A new study seems to confirm what many mothers already knew: pregnancy and motherhood can permanently alter your brain and affect how it responds to treatments later in life.

The study, released Monday, tested how types of hormone therapy affected rats that had experienced motherhood, as opposed to rats that had not.

It found that mother rats reacted to the treatment differently than their childless counterparts.

The results suggest pregnancy and motherhood permanently alter the brain and how it reacts to hormones, the study author said.

“Our most recent research shows that previous motherhood alters cognition and neuroplasticity in response to hormone therapy, demonstrating that motherhood permanently alters the brain," Liisa Galea said in a statement.

Galea, a researcher at the University of British Columbia, specializes in how hormones affect the brain and human behaviour.
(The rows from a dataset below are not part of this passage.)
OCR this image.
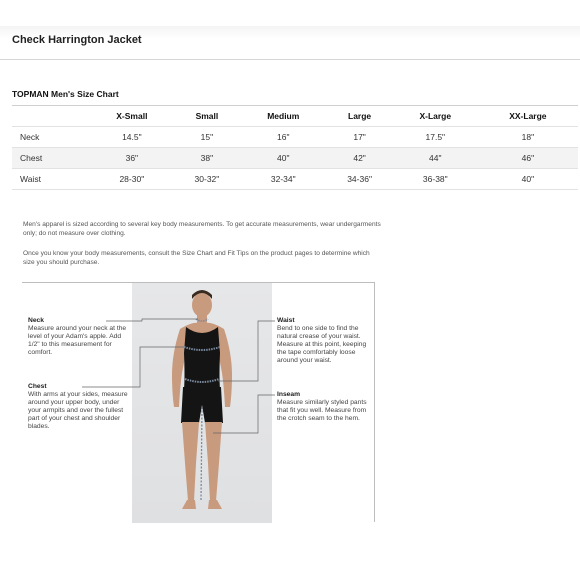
Check Harrington Jacket
TOPMAN Men's Size Chart
	X-Small	Small	Medium	Large	X-Large	XX-Large
Neck	14.5"	15"	16"	17"	17.5"	18"
Chest	36"	38"	40"	42"	44"	46"
Waist	28-30"	30-32"	32-34"	34-36"	36-38"	40"

Men's apparel is sized according to several key body measurements. To get accurate measurements, wear undergarments only; do not measure over clothing.

Once you know your body measurements, consult the Size Chart and Fit Tips on the product pages to determine which size you should purchase.

Neck
Measure around your neck at the level of your Adam's apple. Add 1/2" to this measurement for comfort.
Chest
With arms at your sides, measure around your upper body, under your armpits and over the fullest part of your chest and shoulder blades.
Waist
Bend to one side to find the natural crease of your waist. Measure at this point, keeping the tape comfortably loose around your waist.
Inseam
Measure similarly styled pants that fit you well. Measure from the crotch seam to the hem.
On her website, she writes: “As anyone who has gone through puberty, menopause or pregnancy can attest, hormones have a profound impact on our mind.”

For her latest research, Galea wanted to see if motherhood influences how women respond to estrogen hormone treatments, which are often prescribed to treat brain disorders in middle-aged and older women.

To do this, Galea and her team gave rats estrone-based hormone therapy and observed how it affected their thinking. Estrone, a form of estrogen, is a major component of the most-commonly prescribed hormone treatment in the U.S.

Galea and her team found the estrone treatment improved learning in rats that had never given birth, but impaired learning in rats that had.

In the future, Galea said the results could be used to help decide which women should be prescribed certain types of hormones.

"Pregnancy and motherhood are life-changing events resulting in marked alterations in the psychology and physiology of a woman,” she said in the statement. “Our results argue that these factors should be taken into account when treating brain disorders in women.”